'Yeezus': o tiro ao lado de Kanye West
Artista: Kanye West
Álbum: 'Yeezus'
Editora: Def Jam / Universal Music
Classificação: 2/5
Kanye West nunca foi um rapper tecnicamente brilhante, não primando pela fluidez ou versatilidade com que debita as suas rimas. Nem sequer um letrista muito inventivo. Mas se marcou de forma indelével não só o hip hop deste início de século XXI, mas a cultura popular no seu todo, muito se deve ao seu talento enquanto produtor. Essas habilidades revelaram-se de forma destacada nessa obra-prima que é The Blueprint (2001), de Jay-Z, ganhando protagonismo em nome próprio quando em 2004 se estreou com The College Dropout.
Muito mudou desde então e o ego ambicioso e megalómano de West fez também dele uma personalidade cujo raio de ação extravasa a música, sendo que, até recentemente, todas as idiossincrasias e paradoxos que transportava dentro de si tornavam-no numa figura de interesse maior. Com My Beautiful Dark Twisted Fantasy (2010) atingiu o ponto máximo da sua grandiosidade, enquanto persona e, naturalmente, enquanto produtor.
Depois de ter lançado com Jay-Z Watch the Throne (2011), Kanye West regressa com Yeezus, disco que nos mostra o ego e a ambição de Kanye West a tomarem proporções (quase) incontroláveis, deixando para segundo (ou terceiro) planos a sapiência que até aqui existia na composição de canções.
O álbum foi aguardado com muita expectativa e o facto de à sua volta ter sido montada uma intrincada estratégia de marketing que passou pelo secretismo dos seus pormenores teve o efeito esperado: uma mediatização imensa deste sexto álbum de estúdio do rapper.
O disco segue a via oposta de My Beautiful Dark Twisted Fantasy, ao optar por produções eletrónicas reduzidas ao máximo possível. Surgem por vezes referências à agressividade visceral de uns Nine Inch Nails. Noutra ocasião é mesmo samplado um tema dos Marilyn Manson. A distorção sonora e os ritmos mais tribais e viscerais surgem aliados a uma suposta maior agressividade do rapper. Não há aqui muitos refrães pop orelhudos, mas palavras que aqui e acolá tocam (com superficialidade) questões ligadas ao racismo ou à provocação sexual.

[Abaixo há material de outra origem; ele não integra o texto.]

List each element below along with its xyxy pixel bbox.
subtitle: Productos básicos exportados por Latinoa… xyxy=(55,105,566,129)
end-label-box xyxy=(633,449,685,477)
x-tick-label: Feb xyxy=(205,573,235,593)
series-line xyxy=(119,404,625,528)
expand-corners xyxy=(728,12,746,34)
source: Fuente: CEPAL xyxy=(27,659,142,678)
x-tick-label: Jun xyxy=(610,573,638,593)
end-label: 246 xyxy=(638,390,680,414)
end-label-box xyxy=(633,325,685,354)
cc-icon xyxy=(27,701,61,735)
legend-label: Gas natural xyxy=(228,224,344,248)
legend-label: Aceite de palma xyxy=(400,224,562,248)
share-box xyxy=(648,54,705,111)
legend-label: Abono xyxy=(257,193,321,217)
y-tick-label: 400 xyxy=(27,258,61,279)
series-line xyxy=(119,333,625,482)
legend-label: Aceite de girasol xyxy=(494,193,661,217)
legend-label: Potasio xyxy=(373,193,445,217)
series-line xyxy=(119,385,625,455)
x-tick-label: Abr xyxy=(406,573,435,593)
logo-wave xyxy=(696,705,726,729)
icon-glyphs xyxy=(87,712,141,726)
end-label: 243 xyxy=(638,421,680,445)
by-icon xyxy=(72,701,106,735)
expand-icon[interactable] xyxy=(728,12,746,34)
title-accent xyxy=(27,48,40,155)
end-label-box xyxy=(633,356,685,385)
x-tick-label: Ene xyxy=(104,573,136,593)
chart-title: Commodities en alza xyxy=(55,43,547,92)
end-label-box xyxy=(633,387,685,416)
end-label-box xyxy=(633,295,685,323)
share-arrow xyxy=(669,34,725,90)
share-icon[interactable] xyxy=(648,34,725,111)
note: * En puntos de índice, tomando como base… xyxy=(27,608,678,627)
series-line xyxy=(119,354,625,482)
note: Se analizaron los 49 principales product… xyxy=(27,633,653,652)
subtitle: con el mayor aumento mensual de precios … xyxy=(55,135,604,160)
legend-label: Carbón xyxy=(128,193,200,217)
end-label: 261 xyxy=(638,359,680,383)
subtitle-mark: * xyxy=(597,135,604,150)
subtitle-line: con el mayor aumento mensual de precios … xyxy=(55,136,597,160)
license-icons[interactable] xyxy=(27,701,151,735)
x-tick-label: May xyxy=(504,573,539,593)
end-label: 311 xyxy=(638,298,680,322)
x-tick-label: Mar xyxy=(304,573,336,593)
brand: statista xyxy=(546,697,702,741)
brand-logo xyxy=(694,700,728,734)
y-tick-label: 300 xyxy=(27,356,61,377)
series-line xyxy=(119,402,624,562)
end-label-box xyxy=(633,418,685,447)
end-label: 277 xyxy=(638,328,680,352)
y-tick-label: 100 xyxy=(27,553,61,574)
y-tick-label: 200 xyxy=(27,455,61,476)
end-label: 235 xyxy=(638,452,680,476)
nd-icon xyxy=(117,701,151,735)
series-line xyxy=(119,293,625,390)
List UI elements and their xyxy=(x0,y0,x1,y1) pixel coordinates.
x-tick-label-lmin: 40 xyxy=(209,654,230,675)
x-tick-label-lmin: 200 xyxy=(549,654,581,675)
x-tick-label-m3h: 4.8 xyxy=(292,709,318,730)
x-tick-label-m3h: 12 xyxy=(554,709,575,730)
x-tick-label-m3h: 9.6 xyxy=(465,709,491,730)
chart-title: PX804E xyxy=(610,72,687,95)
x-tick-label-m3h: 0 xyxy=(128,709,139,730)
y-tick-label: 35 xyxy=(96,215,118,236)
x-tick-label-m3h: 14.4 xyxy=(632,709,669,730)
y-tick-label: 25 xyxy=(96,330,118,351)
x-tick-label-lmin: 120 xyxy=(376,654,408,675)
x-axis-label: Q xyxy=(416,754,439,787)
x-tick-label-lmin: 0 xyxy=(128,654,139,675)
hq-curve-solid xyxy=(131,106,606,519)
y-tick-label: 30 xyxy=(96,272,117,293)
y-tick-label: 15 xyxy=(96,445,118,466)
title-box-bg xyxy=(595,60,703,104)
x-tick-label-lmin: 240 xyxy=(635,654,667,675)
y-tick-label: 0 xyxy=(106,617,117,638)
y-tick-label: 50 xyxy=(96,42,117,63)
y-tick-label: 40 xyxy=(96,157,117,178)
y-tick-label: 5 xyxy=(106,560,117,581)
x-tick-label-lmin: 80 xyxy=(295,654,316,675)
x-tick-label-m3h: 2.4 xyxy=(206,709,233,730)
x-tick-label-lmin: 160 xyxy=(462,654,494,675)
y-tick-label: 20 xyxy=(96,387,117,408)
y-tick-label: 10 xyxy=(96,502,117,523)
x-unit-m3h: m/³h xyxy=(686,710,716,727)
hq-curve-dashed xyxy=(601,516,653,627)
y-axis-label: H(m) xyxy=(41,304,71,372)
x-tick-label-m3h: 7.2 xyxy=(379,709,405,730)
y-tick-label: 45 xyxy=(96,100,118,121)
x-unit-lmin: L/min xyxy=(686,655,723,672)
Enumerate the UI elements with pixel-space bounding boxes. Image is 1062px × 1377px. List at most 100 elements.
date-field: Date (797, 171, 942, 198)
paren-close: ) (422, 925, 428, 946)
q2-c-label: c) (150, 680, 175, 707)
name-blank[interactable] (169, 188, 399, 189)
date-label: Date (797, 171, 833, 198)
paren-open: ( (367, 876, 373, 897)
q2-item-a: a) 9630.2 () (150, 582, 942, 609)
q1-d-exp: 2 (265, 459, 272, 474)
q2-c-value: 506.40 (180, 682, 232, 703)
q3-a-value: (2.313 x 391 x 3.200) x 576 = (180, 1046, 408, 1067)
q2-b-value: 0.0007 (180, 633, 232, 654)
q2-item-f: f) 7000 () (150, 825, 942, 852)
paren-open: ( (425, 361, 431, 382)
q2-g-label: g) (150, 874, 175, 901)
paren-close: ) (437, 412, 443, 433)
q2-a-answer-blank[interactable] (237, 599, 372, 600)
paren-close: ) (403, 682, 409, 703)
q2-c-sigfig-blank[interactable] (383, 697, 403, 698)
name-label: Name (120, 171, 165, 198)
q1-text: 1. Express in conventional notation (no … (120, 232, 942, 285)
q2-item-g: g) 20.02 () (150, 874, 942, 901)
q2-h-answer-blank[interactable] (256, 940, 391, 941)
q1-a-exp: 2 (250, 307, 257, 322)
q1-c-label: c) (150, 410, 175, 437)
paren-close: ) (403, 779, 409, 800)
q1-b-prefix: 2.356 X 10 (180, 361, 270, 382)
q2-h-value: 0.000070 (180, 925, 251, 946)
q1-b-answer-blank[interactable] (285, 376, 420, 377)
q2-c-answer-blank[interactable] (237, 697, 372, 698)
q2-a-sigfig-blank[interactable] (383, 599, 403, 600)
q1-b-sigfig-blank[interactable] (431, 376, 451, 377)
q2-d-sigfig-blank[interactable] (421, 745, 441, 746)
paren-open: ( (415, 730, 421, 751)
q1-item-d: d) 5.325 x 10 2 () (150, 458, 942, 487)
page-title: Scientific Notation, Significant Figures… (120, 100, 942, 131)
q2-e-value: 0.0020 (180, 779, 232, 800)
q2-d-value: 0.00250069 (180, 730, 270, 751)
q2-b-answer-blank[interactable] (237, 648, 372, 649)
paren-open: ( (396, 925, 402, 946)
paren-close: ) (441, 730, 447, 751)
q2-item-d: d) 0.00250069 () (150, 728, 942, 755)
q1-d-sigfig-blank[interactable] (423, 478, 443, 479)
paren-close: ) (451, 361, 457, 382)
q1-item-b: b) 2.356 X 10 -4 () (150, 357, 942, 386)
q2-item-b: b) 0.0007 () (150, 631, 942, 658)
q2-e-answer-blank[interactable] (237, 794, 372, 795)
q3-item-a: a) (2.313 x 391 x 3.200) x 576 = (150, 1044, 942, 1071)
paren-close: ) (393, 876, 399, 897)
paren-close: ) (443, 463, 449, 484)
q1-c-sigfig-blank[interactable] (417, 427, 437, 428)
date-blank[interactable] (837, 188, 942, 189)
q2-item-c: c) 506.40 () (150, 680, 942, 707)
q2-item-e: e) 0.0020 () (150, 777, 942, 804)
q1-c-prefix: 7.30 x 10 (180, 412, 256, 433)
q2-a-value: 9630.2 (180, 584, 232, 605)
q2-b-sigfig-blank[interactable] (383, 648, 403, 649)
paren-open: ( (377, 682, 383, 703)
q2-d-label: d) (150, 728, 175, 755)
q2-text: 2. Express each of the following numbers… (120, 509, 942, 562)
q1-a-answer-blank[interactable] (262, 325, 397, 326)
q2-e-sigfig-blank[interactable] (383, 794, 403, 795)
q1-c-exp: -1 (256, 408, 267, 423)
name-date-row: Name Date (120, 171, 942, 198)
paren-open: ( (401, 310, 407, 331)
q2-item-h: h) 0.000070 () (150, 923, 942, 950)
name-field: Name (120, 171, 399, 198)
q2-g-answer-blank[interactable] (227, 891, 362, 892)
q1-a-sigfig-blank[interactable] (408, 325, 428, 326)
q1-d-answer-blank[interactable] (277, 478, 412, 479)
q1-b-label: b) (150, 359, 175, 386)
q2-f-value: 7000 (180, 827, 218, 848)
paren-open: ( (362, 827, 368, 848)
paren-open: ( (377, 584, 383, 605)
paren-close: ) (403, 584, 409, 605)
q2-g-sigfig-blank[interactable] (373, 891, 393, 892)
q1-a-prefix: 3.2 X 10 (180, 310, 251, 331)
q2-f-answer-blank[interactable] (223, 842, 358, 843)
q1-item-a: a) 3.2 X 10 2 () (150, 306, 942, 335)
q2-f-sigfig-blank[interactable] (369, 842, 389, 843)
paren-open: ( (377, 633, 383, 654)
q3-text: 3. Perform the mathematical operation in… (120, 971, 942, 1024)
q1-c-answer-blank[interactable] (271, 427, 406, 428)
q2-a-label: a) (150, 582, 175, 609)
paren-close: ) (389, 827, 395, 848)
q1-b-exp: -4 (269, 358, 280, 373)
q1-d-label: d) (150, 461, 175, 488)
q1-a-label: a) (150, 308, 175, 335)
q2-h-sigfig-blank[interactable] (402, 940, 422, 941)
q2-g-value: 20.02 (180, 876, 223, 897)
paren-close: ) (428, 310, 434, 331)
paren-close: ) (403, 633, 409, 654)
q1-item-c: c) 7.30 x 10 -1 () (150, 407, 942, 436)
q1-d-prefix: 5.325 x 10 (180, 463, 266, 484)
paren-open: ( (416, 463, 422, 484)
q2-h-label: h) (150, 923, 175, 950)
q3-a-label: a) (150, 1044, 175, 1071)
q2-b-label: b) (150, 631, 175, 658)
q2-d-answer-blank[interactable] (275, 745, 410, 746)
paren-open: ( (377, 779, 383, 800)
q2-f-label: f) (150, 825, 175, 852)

No entanto, no meio disto tudo algo falha. Apresentando-se com canções com formas tão cruas, acaba por ficar mais "descoberto" e, logo, todos os defeitos técnicos que sempre teve enquanto rapper mais que visíveis. Liricamente é mesmo um dos discos mais pobres do rapper. Além disso, é notório como com este som eletrónico mais visceral e minimalista Kanye West teve outra vez a ambição de mexer com as estruturas do hip hop. Só que desta vez essa ideologia disruptiva não serve as canções e, na sua maioria, elas tornam-se imemoráveis. Perdem-se nesse ímpeto provocatório. É a provocação pelo mero prazer de provocar, o risco pelo risco (ainda que a dimensão que hoje tem atenua este factor), sem trabalhar minimamente as canções, apenas a estética.
Dado o seu carácter tão idiossincrático, Yeezus soa mais como um sucessor de 808s & Heartbreak, conturbado na sua desolação interior. Só que nesse álbum existia um rasto de humanismo que neste novo disco parece quase perdido. Quase porque existe Bound 2, o tema final, assente num trabalho exemplar de cruzamento de três samples, destacando-se o dos Ponderosa Twins Plus One, enquanto Kanye West expõe a sua vulnerabilidade, que ganha maior intensidade quando Charles Wilson surge a cantar "I know you"re tired of loving, with no body to love" por cima de uma linha de sintetizador densa. Pela primeira vez voltamos a sentir um mínimo de entrega emocional por parte do rapper. Por isso, nem tudo está perdido. Mas Yeezus é claramente o primeiro grande tiro ao lado no percurso de Kanye West.